Given the growth momentum, what are your hiring plans?
We have not shared those numbers but this will be significantly more than what we have done in FY21. Even in the March 2021 quarter, we had added around 3,000 people and had similar additions over the last three quarters. So, you can certainly expect more in FY22 given the demand environment we are all witnessing.
What pressure do you see on margins going forward on the back of interventions to retain talent, such as wage hikes, promotions, and bonuses?
We will talk about it once we finalise and hand it over to employees. We have budgeted it. However, we are in the middle of April and increments are effective June 1. There will be deliberation between now and the actual finalisation. So I can’t talk about the actual cost impact we have seen and the actual increases we have given. I will articulate that at the end of Q1 rather than giving you an expected number and revised number.
And what are margin levers to offset the impact?
Growth itself is the biggest lever. Growth means that you will have better utilisation like campus freshers you have hired over the last 9-12 months becoming part of the project, or improving the rotation of your senior employees. So, growth comes with its own levers. Another is the operating lever on fixed costs. My facilities or support staff cost is not going to rise just because we have higher growth. You will see some leverage coming from there.
That will have to offset the increased pressure on the talent side, where we will have to do the right thing to make sure that we don’t lose demand, talent, and don’t lose marquee assignments. We will have to remain proactive and stay ahead of the demand. We will have to invest in the right way.
Wipro signed 12 deals with a total contract value of $1.4 billion during the quarter. Tell us more about the nature of the large deals.

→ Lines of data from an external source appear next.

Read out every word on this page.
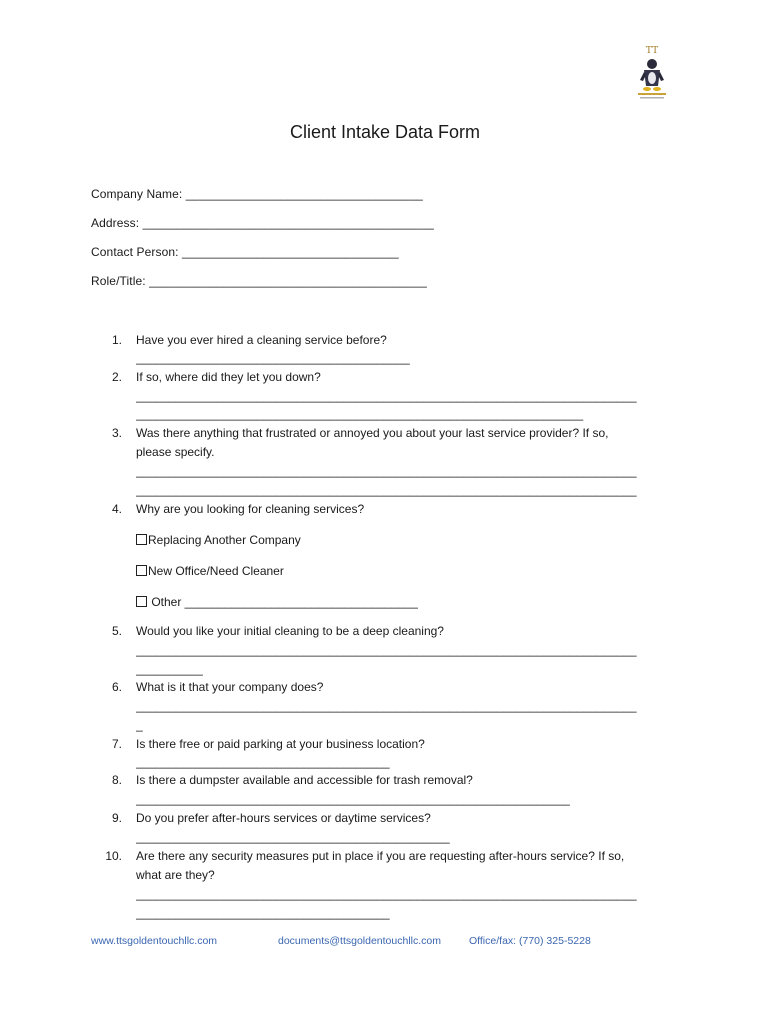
TT
Client Intake Data Form
Company Name: ___________________________________
Address: ___________________________________________
Contact Person: ________________________________
Role/Title: _________________________________________
1. Have you ever hired a cleaning service before?
_________________________________________
2. If so, where did they let you down?
___________________________________________________________________________
___________________________________________________________________
3. Was there anything that frustrated or annoyed you about your last service provider? If so,
please specify.
___________________________________________________________________________
___________________________________________________________________________
4. Why are you looking for cleaning services?
Replacing Another Company
New Office/Need Cleaner
Other ___________________________________
5. Would you like your initial cleaning to be a deep cleaning?
___________________________________________________________________________
__________
6. What is it that your company does?
___________________________________________________________________________
_
7. Is there free or paid parking at your business location?
______________________________________
8. Is there a dumpster available and accessible for trash removal?
_________________________________________________________________
9. Do you prefer after-hours services or daytime services?
_______________________________________________
10. Are there any security measures put in place if you are requesting after-hours service? If so,
what are they?
___________________________________________________________________________
______________________________________
www.ttsgoldentouchllc.com	documents@ttsgoldentouchllc.com	Office/fax: (770) 325-5228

Large deals are an important aspect of the overall growth story for the industry and generally for Wipro. We continue to participate in large deals. Of the $1.4 billion we signed, there was one deal which we internally call the mega-deal, which is $500 million. We will continue to work hard to win as many as we can. But it is very difficult to give any outlook around that.
If you look at our profile of the $1.4 billion, if you take out the one deal that was large, the remaining deals were good, chunky deals that are very valuable to us. We are seeing large deals, but we are also seeing momentum in mid-size deals.